Cómo olvidar al Padre David García Limón, el primero que encaminó mis pasos en la disciplina y el estudio, junto con Gerardo Guajardo, tan respetado en la Colonia Cuauhtémoc, a quien seguí frecuentando cuando dejó el ministerio y compartimos jornadas de trabajo en la edición de una revista. Pasan lista de presente también en el arcón de mis recuerdos el Padre Juvencio González “El Reyecito”, el Padre Juan Díaz, el Padre Rubén Ríos Zalapa, el Padre Severiano Martínez, el Padre Antonio Navarro “Navarrito”, el Padre Chazalón, más mexicano que francés; el Padre Abelardo Hernández, el Padre Elías Álvarez, el Padre Jorge Rady, Joaquín Garzafox, Jaime González y Jorge Marcos, e inclusive el joven estudiante de entonces y hoy sacerdote Jesús Antonio Acevedo Ramos. Todos dejaron una huella muy profunda en mi pensamiento; todos han revivido dentro de mí en las actividades desempeñadas en las instituciones que me han invitado a enseñar. Por el Seminario de mi época soy lo que soy; a ese Seminario le debo todo. Principalmente la lección de la humildad.

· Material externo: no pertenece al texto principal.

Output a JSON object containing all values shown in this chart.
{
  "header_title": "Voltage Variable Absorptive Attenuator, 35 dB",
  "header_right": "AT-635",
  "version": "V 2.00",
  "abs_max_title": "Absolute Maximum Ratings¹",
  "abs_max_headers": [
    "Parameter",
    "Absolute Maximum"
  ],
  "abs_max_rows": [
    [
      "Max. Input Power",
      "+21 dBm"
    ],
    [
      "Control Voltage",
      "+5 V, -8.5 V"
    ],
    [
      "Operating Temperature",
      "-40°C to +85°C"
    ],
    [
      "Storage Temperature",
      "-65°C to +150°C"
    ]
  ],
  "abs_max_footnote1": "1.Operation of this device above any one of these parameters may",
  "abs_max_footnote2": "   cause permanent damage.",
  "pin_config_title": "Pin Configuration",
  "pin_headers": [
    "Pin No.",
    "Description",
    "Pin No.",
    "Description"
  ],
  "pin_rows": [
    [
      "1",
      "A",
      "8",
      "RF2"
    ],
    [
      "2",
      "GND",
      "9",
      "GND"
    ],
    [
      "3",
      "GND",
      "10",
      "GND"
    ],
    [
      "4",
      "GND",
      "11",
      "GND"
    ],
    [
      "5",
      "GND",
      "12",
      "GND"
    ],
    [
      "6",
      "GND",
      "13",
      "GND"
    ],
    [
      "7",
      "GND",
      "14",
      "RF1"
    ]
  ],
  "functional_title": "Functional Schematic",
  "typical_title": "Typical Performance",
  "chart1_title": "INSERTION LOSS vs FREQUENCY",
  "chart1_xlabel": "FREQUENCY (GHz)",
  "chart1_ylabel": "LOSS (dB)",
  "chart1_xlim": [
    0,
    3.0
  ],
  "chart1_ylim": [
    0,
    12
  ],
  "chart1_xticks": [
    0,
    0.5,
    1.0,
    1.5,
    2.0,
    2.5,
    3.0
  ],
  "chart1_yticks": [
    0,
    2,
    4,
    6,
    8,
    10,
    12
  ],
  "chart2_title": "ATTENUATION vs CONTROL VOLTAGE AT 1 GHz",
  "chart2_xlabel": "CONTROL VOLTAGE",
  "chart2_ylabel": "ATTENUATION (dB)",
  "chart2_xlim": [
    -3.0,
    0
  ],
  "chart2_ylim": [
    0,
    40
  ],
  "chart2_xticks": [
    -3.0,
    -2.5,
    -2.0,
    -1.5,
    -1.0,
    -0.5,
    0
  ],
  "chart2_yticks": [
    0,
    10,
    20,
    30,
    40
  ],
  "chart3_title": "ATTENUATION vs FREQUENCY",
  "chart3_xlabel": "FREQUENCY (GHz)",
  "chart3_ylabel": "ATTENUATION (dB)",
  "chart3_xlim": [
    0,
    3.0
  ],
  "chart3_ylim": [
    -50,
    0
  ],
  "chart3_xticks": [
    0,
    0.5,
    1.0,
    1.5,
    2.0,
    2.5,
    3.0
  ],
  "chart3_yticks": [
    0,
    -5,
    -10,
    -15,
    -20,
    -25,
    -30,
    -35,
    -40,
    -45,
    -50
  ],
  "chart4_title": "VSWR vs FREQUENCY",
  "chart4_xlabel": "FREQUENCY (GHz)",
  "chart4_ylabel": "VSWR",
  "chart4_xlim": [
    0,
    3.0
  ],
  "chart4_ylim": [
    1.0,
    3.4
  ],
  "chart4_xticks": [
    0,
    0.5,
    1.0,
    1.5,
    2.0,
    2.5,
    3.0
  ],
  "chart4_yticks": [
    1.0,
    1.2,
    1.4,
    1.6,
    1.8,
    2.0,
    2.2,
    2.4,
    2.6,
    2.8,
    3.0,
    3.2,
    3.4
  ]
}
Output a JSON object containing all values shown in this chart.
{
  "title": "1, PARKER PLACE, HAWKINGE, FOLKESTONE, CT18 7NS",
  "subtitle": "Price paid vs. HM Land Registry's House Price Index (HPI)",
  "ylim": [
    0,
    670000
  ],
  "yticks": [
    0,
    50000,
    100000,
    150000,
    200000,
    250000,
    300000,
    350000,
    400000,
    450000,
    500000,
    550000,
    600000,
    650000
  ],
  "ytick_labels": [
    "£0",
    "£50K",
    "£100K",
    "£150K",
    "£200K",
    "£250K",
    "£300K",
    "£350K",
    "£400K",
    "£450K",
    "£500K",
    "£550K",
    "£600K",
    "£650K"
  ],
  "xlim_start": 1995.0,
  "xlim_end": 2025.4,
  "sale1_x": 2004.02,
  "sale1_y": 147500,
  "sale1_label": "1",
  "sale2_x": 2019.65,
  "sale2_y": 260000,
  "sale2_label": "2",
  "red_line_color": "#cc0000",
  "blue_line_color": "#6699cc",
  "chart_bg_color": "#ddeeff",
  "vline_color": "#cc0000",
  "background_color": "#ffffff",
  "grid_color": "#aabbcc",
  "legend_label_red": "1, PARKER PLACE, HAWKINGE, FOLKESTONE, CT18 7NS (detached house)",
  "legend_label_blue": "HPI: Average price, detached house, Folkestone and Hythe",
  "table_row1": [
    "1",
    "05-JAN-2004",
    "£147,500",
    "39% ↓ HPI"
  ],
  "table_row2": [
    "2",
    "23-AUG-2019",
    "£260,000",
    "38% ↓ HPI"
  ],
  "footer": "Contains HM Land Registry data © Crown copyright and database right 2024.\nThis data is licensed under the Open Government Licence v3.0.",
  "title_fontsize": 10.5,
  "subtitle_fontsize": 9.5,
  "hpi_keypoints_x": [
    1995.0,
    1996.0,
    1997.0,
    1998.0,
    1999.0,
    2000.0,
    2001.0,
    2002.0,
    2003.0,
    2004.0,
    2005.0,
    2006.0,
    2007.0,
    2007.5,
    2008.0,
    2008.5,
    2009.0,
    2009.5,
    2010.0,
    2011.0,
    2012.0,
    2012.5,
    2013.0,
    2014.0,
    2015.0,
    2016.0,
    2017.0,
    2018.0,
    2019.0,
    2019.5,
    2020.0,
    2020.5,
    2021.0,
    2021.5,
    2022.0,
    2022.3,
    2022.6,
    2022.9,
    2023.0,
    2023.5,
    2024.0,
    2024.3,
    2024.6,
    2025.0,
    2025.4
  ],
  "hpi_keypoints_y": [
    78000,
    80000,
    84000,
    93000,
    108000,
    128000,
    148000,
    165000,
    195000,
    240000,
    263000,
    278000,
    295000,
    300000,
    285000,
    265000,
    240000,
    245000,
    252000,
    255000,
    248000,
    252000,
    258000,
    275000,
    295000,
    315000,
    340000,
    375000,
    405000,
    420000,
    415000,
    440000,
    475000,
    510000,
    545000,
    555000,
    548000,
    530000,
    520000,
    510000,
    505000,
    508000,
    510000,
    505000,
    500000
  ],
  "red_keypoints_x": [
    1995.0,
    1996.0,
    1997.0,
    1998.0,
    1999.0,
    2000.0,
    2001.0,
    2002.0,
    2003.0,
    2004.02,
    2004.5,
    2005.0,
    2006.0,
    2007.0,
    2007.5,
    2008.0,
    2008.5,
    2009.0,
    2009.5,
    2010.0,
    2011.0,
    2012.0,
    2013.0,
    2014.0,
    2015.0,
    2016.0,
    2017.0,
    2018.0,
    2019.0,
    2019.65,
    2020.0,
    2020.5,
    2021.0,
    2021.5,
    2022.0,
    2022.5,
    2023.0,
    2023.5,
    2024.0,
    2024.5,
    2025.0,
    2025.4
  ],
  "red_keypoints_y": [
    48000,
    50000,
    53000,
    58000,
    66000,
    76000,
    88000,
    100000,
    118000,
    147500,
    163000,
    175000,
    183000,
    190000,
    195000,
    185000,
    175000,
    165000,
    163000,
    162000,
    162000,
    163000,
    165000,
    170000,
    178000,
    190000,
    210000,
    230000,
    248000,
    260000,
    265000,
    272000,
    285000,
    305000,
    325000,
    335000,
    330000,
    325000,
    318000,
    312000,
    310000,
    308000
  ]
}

Humildad que exaltó el más grande escritor de lengua española. Miguel de Cervantes Saavedra en “Coloquio de los perros”, destacándola como la base y fundamento de todas las virtudes, pues sin ella no hayalguna que lo sea. Por tanto, para esta figura de las letras la modestia y la discreción mejoran las demás virtudes y enriquecen la personalidad.
Humildad, entonces, no es un acto de humillación ni de bajeza, sino de grandeza; de congruencia con las circunstancias que nos tocó vivir y de altura de miras. Por eso una persona con este valor en su comportamiento no se siente ni mejor ni más importante que los demás, pero al mismo tiempo sabe reconocer sus propias habilidades y capacidad de acción, a la vez que no sufre interiormente por aceptar sus limitaciones y defectos.
El valor de la humildad auténtica muestra a un ser humano modesto, sencillo, discreto y sin vanagloria de sus logros, en oposición al ostentoso que presume de lo poco que es o lo poco que tiene, porque siente la necesidad de gritarlo a los demás que ni siquiera se dan cuenta de lo que él cree que vale.
La humildad no es sinónimo de pobreza o de falta de recursos económicos. No, hay inclusive ricos que son muy sencillos y accesibles, generosos y entregados a una causa noble. Por tanto, la humildad, es convicción de una alta autoestima, por más que haya quien la interpreta como minusvaloración de sí mismo. Es un valor que rompe con el egoísmo y derrota a la soberbia. como nos lo ha mostrado en estos días la protagonista dela película ROMA, de Alfonso Quarón. Eso es humildad.